The first anniversary of the Musa Dagh resistance to the Genocide was marked in 1916 at the Armenian refugee camp of Port Said, Egypt, which was established the year before to shelter the Armenian highlanders from Musa Dagh after their rescue by the French navy. When the refugees returned home by fall 1919, regional insecurity prevented them from marking the saga with public grandeur till 1924. Each year thereafter, through 1938, commemorative events took place at Damlajik, where a pile of rocks had served as a makeshift altar during the actual fights. For about eight years Holy Mass was celebrated at this site, and requiem for the repose of those who had fallen on the battlefield was conducted in a nearby plot, where wooden crosses were stuck into the ground. But in 1932, this temporary arrangement was replaced with a more fitting, fenced graveyard that included 18 tombstones, each inscribed with the name of a fallen fighter.

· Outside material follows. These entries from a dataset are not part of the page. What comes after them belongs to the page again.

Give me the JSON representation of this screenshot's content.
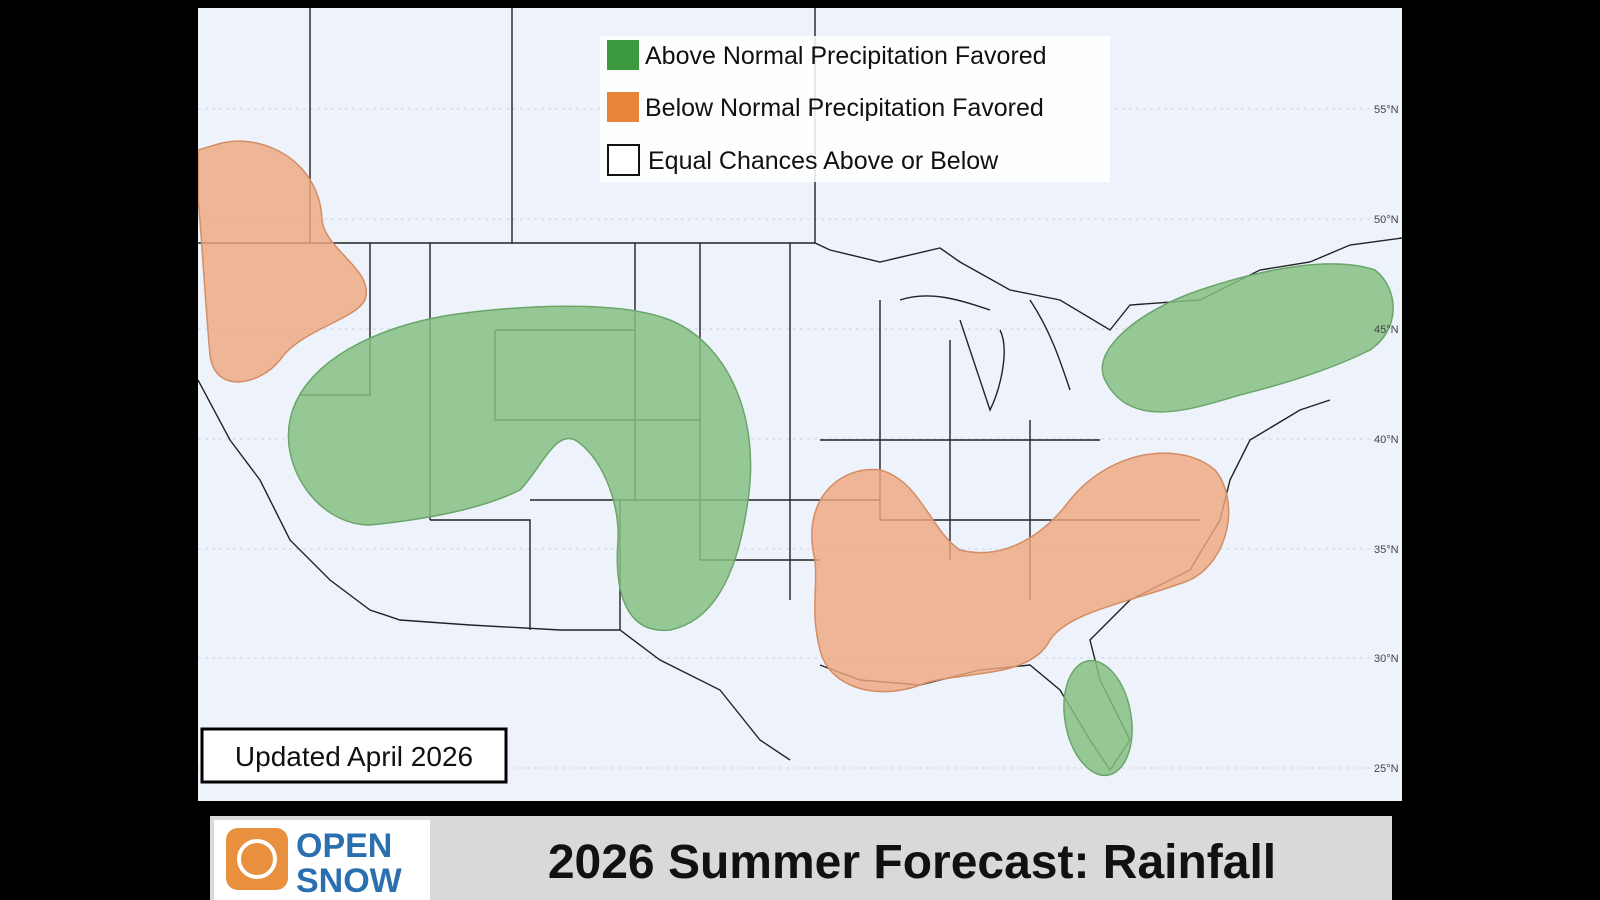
{
  "legend": {
    "items": [
      "Above Normal Precipitation Favored",
      "Below Normal Precipitation Favored",
      "Equal Chances Above or Below"
    ]
  },
  "latitude_labels": [
    "55°N",
    "50°N",
    "45°N",
    "40°N",
    "35°N",
    "30°N",
    "25°N"
  ],
  "updated": "Updated April 2026",
  "logo": {
    "line1": "OPEN",
    "line2": "SNOW"
  },
  "title": "2026 Summer Forecast: Rainfall"
}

The celebrants, including natives and visitors from Aleppo, Beirut, Egypt and elsewhere alike, congregated at Damlajik from Saturday till Sunday afternoon, making their way on foot from the villages below in several hours through difficult terrain. Upon arrival, they pitched tents or stayed in the open, hoisted the Armenian and French tricolors, and indulged themselves in feasting, launching fireworks, singing, dancing, reciting poetry, and reminiscing myriad details pertaining to the resistance. Sunday morning was reserved for the official program consisting of liturgy, requiem, and speeches by Armenian and French dignitaries. The organizers similarly sent telegrams to the French Minister of the Marine and the High Commissioner of Syria and Lebanon to express their appreciation and gratitude for the French goodwill vis-à-vis the Armenians of Musa Dagh.

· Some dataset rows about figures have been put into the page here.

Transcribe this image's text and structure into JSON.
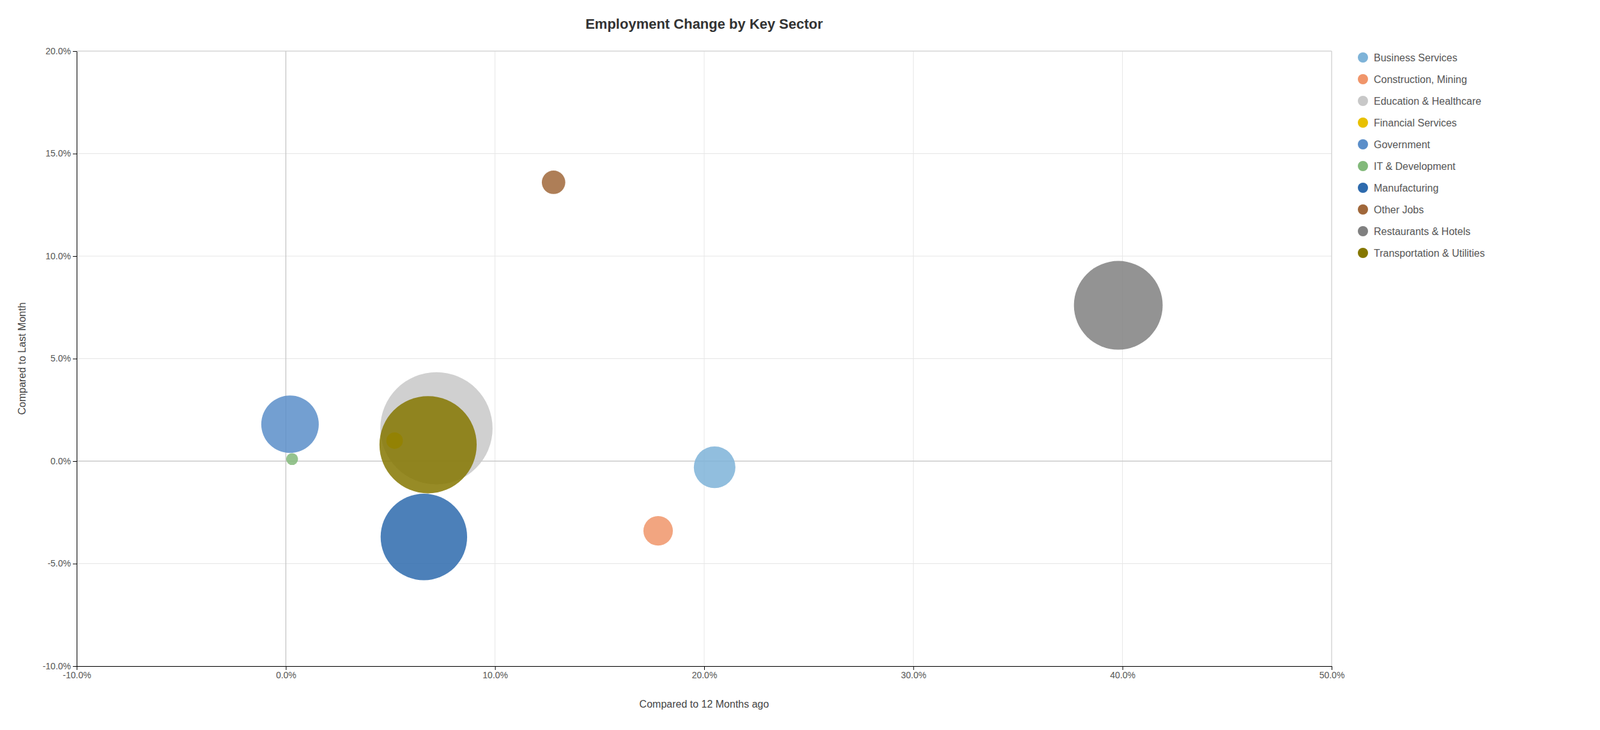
{
  "chart_data": {
    "type": "bubble",
    "title": "Employment Change by Key Sector",
    "xlabel": "Compared to 12 Months ago",
    "ylabel": "Compared to Last Month",
    "xlim": [
      -0.1,
      0.5
    ],
    "ylim": [
      -0.1,
      0.2
    ],
    "xticks": [
      {
        "value": -0.1,
        "label": "-10.0%"
      },
      {
        "value": 0.0,
        "label": "0.0%"
      },
      {
        "value": 0.1,
        "label": "10.0%"
      },
      {
        "value": 0.2,
        "label": "20.0%"
      },
      {
        "value": 0.3,
        "label": "30.0%"
      },
      {
        "value": 0.4,
        "label": "40.0%"
      },
      {
        "value": 0.5,
        "label": "50.0%"
      }
    ],
    "yticks": [
      {
        "value": -0.1,
        "label": "-10.0%"
      },
      {
        "value": -0.05,
        "label": "-5.0%"
      },
      {
        "value": 0.0,
        "label": "0.0%"
      },
      {
        "value": 0.05,
        "label": "5.0%"
      },
      {
        "value": 0.1,
        "label": "10.0%"
      },
      {
        "value": 0.15,
        "label": "15.0%"
      },
      {
        "value": 0.2,
        "label": "20.0%"
      }
    ],
    "grid": true,
    "legend": "right",
    "series": [
      {
        "name": "Business Services",
        "color": "#7eb3d8",
        "x": [
          0.205
        ],
        "values": [
          -0.003
        ],
        "size": [
          2200
        ]
      },
      {
        "name": "Construction, Mining",
        "color": "#f0956a",
        "x": [
          0.178
        ],
        "values": [
          -0.034
        ],
        "size": [
          1100
        ]
      },
      {
        "name": "Education & Healthcare",
        "color": "#c8c8c8",
        "x": [
          0.072
        ],
        "values": [
          0.016
        ],
        "size": [
          16000
        ]
      },
      {
        "name": "Financial Services",
        "color": "#e8c000",
        "x": [
          0.052
        ],
        "values": [
          0.01
        ],
        "size": [
          350
        ]
      },
      {
        "name": "Government",
        "color": "#5b8ec9",
        "x": [
          0.002
        ],
        "values": [
          0.018
        ],
        "size": [
          4200
        ]
      },
      {
        "name": "IT & Development",
        "color": "#82b97a",
        "x": [
          0.003
        ],
        "values": [
          0.001
        ],
        "size": [
          180
        ]
      },
      {
        "name": "Manufacturing",
        "color": "#2d6aad",
        "x": [
          0.066
        ],
        "values": [
          -0.037
        ],
        "size": [
          9500
        ]
      },
      {
        "name": "Other Jobs",
        "color": "#a0673a",
        "x": [
          0.128
        ],
        "values": [
          0.136
        ],
        "size": [
          700
        ]
      },
      {
        "name": "Restaurants & Hotels",
        "color": "#808080",
        "x": [
          0.398
        ],
        "values": [
          0.076
        ],
        "size": [
          10000
        ]
      },
      {
        "name": "Transportation & Utilities",
        "color": "#857700",
        "x": [
          0.068
        ],
        "values": [
          0.008
        ],
        "size": [
          12000
        ]
      }
    ]
  }
}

In 1924, the Armenian Revolutionary Federation (ARF) of Musa Dagh decided to erect a memorial monument and accordingly formed a committee chaired by Sarkis Tosunian, a party member, resistance fighter, and veteran of the Légion d’Orient. However, the project remained unrealized for the next eight years for lack of funds.

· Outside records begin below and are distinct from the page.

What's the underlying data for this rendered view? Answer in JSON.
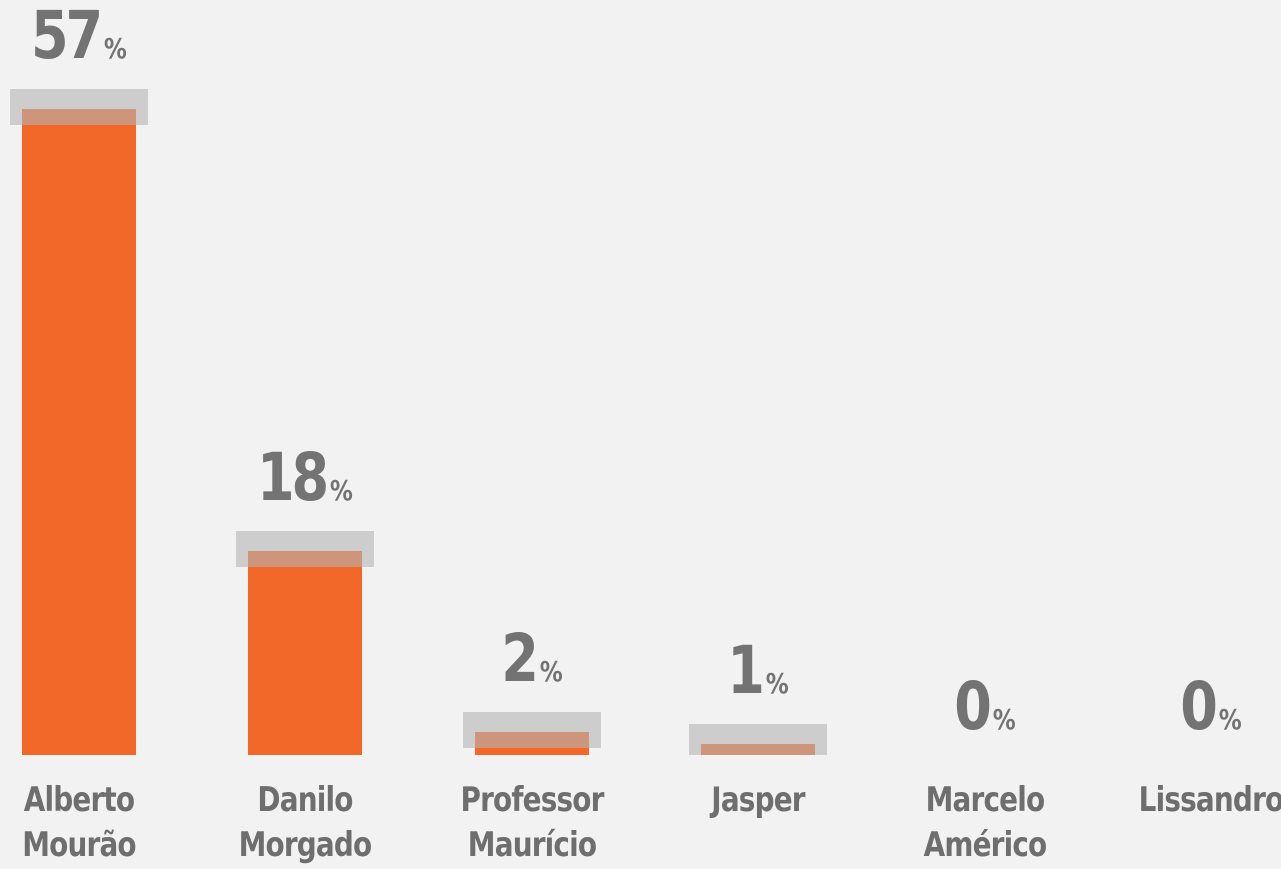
{
  "chart_data": {
    "type": "bar",
    "categories": [
      "Alberto Mourão",
      "Danilo Morgado",
      "Professor Maurício",
      "Jasper",
      "Marcelo Américo",
      "Lissandro"
    ],
    "values": [
      57,
      18,
      2,
      1,
      0,
      0
    ],
    "value_labels": [
      "57%",
      "18%",
      "2%",
      "1%",
      "0%",
      "0%"
    ],
    "color": "#f26829"
  }
}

In September 1930, on the 15th anniversary of the resistance, Paul Baurain, a French teacher in Aleppo, delivered an impassioned speech at Damlajik. Afterwards, his wife recited a seven-verse poem written by him while in Bitias, one of the six Armenian villages of Musa Dagh. Titled “The Mountain and the Sea,” it said, in order “to win the battle” the Armenians had two allies: the mountain and the Mediterranean Sea, aided by French battleships and the Tricolor. The poem then proclaimed: “Djébel Moussa! Your name has entered history.” Madame Baurain hoped that with her husband’s address emanating “from the heart” as well as the poem she delivered, people would now contribute to the monument fund.
This appeal must have been in sync with a fund-raising drive launched in France. On July 1, 1931, Charles-Diran Tekeian – who in 1915 was a 28-year-old 2nd Class Auxiliary Officer-Interpreter on the French warship Desaix and had participated in the Musa Dagh rescue operations – announced in the French-Armenian monthly Le Foyer that the people of Musa Dagh had asked him “to one more time become their spokesperson and their advocate” in opening a “subscription,” which would make Musa Dagh “the first page of a new history of the regenerated Armenian Rupenids and Latin Lusignans [royal dynasties of Cilicia].” The highlanders would thus “be able to think about the sacrifices of their elders and the peasant priests will thank God in his house [i.e., church], their saviors [the French] and our subscribers [i.e., donors] forever and ever.”